A different woman reached out to me and said, “A Jewish doctor told me that according to Jewish law, I’m allowed to abort my baby. Is that true?” “Absolutely not,” I said. “Wow,” she responded. “Thank you very much. I have an appointment next week with my doctor, and I was going to have an abortion, and I wanted to check with the rabbi before, because you are this family’s rabbi.” Who was this family? This woman who I spoke to a year before and who ended up having an abortion. While she went through with the abortion, she came to consider me her family’s rabbi, and it later turned out to help this other woman in the same predicament.
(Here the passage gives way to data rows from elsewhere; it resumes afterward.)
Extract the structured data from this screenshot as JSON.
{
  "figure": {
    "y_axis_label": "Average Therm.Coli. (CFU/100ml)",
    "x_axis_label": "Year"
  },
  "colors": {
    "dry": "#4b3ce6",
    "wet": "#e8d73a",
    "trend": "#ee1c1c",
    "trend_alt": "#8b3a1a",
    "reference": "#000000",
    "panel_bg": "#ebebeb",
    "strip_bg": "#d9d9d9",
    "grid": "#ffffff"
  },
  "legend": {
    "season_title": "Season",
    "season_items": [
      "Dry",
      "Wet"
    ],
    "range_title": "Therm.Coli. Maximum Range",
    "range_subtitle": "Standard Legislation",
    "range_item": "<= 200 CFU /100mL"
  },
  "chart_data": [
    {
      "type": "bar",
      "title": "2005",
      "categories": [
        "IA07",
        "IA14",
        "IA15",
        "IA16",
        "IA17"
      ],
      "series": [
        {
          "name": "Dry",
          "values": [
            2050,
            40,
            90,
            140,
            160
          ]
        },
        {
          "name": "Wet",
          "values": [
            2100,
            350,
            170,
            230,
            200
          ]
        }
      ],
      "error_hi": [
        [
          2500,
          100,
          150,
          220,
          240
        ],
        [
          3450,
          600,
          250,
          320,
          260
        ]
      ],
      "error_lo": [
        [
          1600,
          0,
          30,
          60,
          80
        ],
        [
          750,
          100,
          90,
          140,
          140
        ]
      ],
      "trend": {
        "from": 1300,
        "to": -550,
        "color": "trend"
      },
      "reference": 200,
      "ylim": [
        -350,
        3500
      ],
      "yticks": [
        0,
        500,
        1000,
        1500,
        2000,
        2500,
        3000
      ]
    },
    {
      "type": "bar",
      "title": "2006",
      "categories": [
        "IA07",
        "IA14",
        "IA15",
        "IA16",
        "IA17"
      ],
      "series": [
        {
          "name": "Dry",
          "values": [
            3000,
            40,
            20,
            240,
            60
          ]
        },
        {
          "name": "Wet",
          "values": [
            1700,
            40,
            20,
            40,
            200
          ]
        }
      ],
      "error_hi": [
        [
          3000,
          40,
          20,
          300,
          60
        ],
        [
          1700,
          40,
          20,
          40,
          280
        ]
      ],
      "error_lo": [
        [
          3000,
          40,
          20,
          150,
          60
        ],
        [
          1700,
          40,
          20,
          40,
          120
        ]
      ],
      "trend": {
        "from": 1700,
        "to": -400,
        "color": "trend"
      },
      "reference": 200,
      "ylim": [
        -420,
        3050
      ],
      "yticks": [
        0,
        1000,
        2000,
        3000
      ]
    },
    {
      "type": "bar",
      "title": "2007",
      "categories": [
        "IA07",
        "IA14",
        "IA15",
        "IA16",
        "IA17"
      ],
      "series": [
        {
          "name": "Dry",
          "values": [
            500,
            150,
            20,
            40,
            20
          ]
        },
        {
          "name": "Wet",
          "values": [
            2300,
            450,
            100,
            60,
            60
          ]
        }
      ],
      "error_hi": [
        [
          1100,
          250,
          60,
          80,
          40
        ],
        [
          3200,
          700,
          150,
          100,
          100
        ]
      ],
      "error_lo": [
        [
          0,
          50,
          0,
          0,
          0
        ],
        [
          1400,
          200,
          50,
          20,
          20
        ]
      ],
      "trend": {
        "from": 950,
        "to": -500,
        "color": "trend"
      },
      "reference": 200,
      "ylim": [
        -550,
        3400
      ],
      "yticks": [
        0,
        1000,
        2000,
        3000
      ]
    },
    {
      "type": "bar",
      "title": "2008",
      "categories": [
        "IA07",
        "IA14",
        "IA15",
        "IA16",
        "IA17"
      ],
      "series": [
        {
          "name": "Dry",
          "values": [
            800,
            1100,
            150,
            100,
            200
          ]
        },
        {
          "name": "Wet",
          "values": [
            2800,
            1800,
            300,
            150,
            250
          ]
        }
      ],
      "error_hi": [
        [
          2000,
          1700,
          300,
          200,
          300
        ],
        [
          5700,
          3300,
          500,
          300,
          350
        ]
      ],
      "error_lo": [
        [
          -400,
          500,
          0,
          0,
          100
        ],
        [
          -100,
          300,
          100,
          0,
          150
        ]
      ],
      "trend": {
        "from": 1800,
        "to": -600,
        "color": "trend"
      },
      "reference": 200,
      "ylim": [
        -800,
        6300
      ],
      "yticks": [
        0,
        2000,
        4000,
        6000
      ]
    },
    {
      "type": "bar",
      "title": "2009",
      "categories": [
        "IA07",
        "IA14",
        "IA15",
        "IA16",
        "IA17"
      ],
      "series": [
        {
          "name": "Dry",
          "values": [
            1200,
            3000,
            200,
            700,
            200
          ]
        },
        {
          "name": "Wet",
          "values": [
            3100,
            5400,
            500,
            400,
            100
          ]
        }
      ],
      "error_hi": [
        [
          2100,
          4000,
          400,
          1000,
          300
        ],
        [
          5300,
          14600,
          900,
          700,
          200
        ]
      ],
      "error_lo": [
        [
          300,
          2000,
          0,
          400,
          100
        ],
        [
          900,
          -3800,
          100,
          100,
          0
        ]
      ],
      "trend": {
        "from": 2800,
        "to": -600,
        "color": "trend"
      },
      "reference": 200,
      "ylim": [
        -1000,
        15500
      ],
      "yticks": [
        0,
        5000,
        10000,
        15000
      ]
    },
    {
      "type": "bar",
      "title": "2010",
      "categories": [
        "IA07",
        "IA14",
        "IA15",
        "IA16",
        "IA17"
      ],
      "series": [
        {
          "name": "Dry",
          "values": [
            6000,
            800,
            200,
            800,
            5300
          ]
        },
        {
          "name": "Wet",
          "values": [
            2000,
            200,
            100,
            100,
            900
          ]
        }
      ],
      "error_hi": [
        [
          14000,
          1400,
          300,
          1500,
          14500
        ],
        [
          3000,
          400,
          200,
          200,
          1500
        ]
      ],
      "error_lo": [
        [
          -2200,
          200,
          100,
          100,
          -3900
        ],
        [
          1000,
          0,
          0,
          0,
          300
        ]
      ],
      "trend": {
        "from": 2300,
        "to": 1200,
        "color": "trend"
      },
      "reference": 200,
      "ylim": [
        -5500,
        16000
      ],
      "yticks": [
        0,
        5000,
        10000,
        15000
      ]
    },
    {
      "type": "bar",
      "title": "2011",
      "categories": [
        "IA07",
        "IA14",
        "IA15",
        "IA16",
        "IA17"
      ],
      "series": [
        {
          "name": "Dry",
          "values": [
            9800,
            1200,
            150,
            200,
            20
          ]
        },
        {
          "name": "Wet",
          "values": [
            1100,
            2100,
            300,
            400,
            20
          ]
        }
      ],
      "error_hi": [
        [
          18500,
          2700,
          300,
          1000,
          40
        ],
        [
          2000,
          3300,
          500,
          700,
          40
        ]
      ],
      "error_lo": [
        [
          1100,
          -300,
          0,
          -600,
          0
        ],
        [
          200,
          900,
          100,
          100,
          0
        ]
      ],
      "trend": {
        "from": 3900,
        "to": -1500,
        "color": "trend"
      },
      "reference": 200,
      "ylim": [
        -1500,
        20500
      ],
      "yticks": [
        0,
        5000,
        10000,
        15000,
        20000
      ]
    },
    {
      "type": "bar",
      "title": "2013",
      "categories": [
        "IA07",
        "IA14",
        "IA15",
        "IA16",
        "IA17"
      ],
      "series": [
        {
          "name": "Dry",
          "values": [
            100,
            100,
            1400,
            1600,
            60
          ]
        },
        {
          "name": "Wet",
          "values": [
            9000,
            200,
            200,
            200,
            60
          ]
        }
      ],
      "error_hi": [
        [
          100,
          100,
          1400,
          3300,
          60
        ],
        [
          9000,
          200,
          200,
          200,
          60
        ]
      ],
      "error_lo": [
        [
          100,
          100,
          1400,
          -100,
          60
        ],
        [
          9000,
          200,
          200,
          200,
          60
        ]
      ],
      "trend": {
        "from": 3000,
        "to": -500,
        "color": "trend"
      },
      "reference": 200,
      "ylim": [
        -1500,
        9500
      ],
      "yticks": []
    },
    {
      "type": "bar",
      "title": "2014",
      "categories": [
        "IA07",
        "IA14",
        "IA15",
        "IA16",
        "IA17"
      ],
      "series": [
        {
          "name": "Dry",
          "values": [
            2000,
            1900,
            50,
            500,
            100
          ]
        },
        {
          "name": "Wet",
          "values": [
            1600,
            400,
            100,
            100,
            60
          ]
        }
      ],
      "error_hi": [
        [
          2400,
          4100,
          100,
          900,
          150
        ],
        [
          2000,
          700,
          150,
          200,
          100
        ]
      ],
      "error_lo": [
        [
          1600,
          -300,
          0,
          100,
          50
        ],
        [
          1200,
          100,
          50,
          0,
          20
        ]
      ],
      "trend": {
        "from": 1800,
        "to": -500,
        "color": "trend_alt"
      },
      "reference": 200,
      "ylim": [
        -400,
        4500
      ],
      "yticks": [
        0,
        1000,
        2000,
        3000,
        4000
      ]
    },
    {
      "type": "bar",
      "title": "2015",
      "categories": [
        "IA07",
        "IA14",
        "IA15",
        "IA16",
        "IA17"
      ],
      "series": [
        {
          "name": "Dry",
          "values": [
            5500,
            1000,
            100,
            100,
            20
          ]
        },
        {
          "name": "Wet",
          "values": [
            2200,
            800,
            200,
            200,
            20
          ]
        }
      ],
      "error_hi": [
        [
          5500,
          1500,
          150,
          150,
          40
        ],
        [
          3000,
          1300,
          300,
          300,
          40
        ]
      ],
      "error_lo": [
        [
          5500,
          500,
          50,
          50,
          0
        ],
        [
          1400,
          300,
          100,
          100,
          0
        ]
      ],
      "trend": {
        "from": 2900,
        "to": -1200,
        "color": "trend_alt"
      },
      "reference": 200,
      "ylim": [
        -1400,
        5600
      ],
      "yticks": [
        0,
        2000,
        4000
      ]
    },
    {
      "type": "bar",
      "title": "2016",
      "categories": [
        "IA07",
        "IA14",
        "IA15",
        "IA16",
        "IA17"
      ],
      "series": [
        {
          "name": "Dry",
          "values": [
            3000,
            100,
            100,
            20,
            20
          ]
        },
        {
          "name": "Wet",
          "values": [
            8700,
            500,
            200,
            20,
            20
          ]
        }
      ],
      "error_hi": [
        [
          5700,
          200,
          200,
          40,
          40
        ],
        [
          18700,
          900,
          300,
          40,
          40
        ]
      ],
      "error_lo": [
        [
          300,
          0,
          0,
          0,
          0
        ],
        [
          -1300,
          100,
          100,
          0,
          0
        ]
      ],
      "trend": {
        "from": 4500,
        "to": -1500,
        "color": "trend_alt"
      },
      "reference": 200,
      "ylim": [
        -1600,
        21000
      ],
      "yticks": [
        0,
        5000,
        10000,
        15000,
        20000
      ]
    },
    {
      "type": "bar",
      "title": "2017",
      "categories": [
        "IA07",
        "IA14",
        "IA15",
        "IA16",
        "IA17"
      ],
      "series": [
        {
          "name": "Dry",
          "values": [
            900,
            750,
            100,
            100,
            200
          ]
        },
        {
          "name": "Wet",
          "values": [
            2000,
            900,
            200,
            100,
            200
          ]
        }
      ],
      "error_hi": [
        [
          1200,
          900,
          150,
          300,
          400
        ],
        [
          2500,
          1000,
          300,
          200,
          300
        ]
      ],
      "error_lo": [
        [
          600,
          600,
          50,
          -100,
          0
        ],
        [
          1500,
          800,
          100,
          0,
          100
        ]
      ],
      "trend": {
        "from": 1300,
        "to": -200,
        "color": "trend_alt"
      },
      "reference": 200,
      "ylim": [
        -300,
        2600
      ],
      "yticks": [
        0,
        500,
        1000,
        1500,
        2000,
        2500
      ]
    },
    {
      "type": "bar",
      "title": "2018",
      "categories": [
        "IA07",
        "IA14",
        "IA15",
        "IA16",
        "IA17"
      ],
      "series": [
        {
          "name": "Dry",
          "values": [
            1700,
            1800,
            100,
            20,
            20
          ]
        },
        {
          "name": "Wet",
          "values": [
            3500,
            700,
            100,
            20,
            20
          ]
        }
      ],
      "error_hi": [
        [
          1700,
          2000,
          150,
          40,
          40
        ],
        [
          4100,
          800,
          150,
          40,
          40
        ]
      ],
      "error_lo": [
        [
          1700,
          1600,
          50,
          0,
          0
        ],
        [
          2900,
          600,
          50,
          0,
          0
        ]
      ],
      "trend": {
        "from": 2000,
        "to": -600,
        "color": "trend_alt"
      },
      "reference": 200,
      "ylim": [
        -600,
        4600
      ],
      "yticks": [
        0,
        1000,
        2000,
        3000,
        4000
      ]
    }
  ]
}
The efforts you put in life will carry their result. It may not be here, but it will be there. You may want to bring someone closer to Judaism, so you go all out of your way to study Torah with them, show them the beauty of Judaism and you end up spending hours, perhaps years, with them. But then, all of a sudden, you find that the person moved out of town, and it’s no longer going to be. “Why did I spend all that time?” you might think.

Every ounce of effort you will be repaid for. It’s not about the end goal, but the effort that you put towards the end goal. Yes, of course, you want the result, for the sake of the person who you are helping. And it should happen. But don’t let it bring you down if you didn’t actually complete it. Every step of the way counts. And if your effort didn’t make something happen here, Hashem will make it that your effort will have its effect there. It’s a lesson to remember for life.